Conservatism needs its intellectuals, but it also needs its community organizers. We have quite a few of the former and not nearly enough of the latter. Conservatives will never achieve any lasting victories until that changes.
Conservatism isn't dead. It's underdeveloped. It's in the midst of a pitched internal battle which has yet to be settled. And it has a huge head and a small body. That's changing. It's been changing for decades. But the country doesn't have decades. So neither do conservatives.
Conservatives did achieve key goals. They pushed Congress to the right. They hurt the establishment.
Conservatives had managed to rally an opposition, while vastly overestimating their ability to set the larger agenda. This is a setback, not a curtain call for the movement. And setbacks are a learning opportunity.

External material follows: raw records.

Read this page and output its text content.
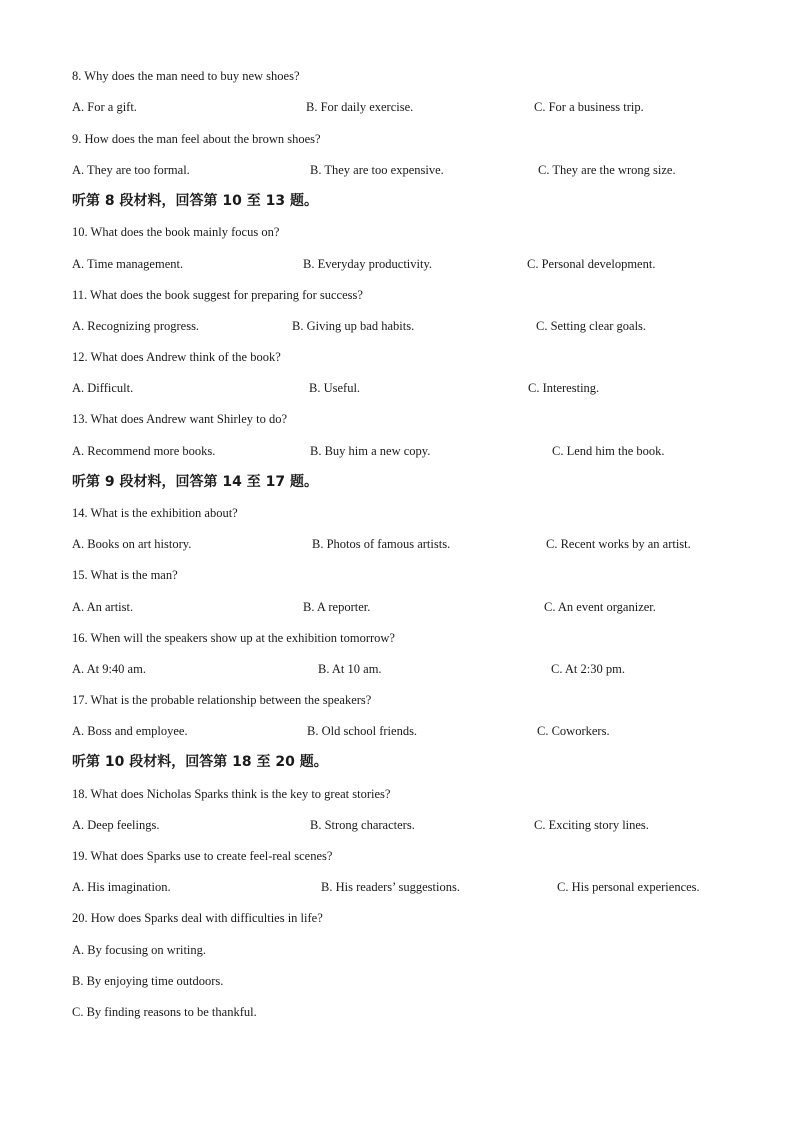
8. Why does the man need to buy new shoes?
A. For a gift.	B. For daily exercise.	C. For a business trip.
9. How does the man feel about the brown shoes?
A. They are too formal.	B. They are too expensive.	C. They are the wrong size.
听第 8 段材料，回答第 10 至 13 题。
10. What does the book mainly focus on?
A. Time management.	B. Everyday productivity.	C. Personal development.
11. What does the book suggest for preparing for success?
A. Recognizing progress.	B. Giving up bad habits.	C. Setting clear goals.
12. What does Andrew think of the book?
A. Difficult.	B. Useful.	C. Interesting.
13. What does Andrew want Shirley to do?
A. Recommend more books.	B. Buy him a new copy.	C. Lend him the book.
听第 9 段材料，回答第 14 至 17 题。
14. What is the exhibition about?
A. Books on art history.	B. Photos of famous artists.	C. Recent works by an artist.
15. What is the man?
A. An artist.	B. A reporter.	C. An event organizer.
16. When will the speakers show up at the exhibition tomorrow?
A. At 9:40 am.	B. At 10 am.	C. At 2:30 pm.
17. What is the probable relationship between the speakers?
A. Boss and employee.	B. Old school friends.	C. Coworkers.
听第 10 段材料，回答第 18 至 20 题。
18. What does Nicholas Sparks think is the key to great stories?
A. Deep feelings.	B. Strong characters.	C. Exciting story lines.
19. What does Sparks use to create feel-real scenes?
A. His imagination.	B. His readers’ suggestions.	C. His personal experiences.
20. How does Sparks deal with difficulties in life?
A. By focusing on writing.
B. By enjoying time outdoors.
C. By finding reasons to be thankful.
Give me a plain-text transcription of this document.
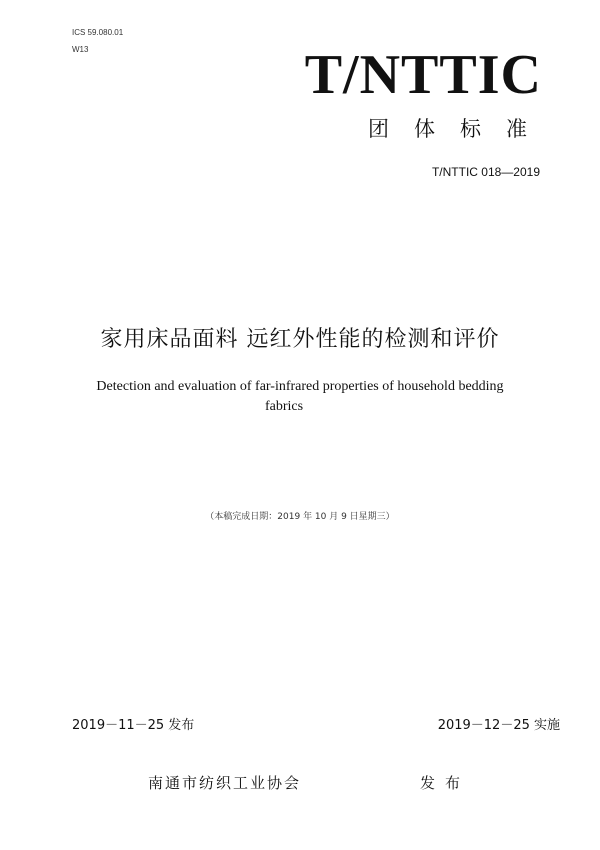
ICS 59.080.01
W13	T/NTTIC
团体标准
T/NTTIC 018—2019
家用床品面料 远红外性能的检测和评价
Detection and evaluation of far-infrared properties of household bedding
fabrics
（本稿完成日期：2019 年 10 月 9 日星期三）
2019－11－25 发布	2019－12－25 实施
南通市纺织工业协会	发布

A conservatism disconnected from actual people is never going to mean anything. Unpopular policies are a self-evident dead end. And organizing an opposition is not the same thing as proving you have the right to replace the thing you're opposing. Among other things, that means cleaning house and having less tolerance for scandals and corruption. It also means becoming less dependent on non-conservative populist acts that blow with the wind to convey conservative messages.
Conservatives have revolutionary ideas. But they let the opportunity at building a revolution slip away leaving behind a dissatisfied base. That mistake cannot and should not be made a second time.